Chemically diverse sensor arrays based on electrochemically copolymerized pyrrole and styrene derivatives

Abstract

Chemically diverse sensor arrays were synthesized directly on interdigitated array electrodes by electrodepositing copolymers of pyrrole and substituted styrene monomers. By selecting a range of substituted styrenes and controlling deposition conditions (growth potentials) it was possible to create a wide range of chemical variations, resulting in differential partitioning and in turn differential sensor responses. The effectiveness of the electrochemical copolymerization deposition was investigated with FT-IR spectroscopy to determine the relative amounts of co-monomer and the morphology of the films was studied with SEM. The impact of composition on film sensitivity was explored by determining changes in response (e.g., changes in resistance) of sensors to various odorants as a function of degree of functionalization.

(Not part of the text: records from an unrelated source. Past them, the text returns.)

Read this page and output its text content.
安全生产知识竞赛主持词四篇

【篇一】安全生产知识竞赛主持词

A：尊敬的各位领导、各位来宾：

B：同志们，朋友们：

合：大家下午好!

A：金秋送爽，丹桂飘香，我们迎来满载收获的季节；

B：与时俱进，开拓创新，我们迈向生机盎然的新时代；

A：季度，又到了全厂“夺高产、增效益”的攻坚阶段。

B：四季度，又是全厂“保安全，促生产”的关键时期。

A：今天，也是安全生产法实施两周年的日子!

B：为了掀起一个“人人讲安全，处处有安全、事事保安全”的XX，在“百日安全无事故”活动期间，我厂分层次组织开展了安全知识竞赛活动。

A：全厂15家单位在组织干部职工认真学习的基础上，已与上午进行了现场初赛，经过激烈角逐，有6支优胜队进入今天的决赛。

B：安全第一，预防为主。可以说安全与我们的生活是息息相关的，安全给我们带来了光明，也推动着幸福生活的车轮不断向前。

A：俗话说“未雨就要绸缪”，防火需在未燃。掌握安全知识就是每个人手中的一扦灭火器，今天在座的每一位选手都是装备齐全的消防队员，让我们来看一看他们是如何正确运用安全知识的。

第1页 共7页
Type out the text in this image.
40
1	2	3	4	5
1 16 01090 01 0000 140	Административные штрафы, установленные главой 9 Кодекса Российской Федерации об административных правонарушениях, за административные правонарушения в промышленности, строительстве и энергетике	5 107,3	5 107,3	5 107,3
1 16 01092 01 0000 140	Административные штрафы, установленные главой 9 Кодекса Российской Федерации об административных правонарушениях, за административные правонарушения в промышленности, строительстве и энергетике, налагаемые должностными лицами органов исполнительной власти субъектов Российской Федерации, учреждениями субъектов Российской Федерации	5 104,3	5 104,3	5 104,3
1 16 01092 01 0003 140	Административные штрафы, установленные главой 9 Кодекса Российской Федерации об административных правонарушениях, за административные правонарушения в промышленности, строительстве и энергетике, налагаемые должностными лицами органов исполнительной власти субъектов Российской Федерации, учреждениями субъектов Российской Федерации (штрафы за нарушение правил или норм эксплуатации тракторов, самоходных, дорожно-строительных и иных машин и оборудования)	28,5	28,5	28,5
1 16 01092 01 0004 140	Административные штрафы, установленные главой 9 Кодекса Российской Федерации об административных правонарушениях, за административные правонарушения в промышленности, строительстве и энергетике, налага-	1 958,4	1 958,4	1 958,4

Performance of the chemically diverse arrays was determined using statistical analysis of response patterns which demonstrate the chemical diversity capable of differentiating different odorants can be achieved with this approach. Figures of merit including reproducibility, sensitivity and selectivity were determined. This report represents a significant advancement in the use of electronically conducting polymers in sensor array technology by moving past the limited number of conducting polymer monomers. The ease by which diversity can be imparted during electrodeposition makes this approach ideal for use in integrated circuit technology, allowing deposition on chip microstructures without the need for additional lithographic steps.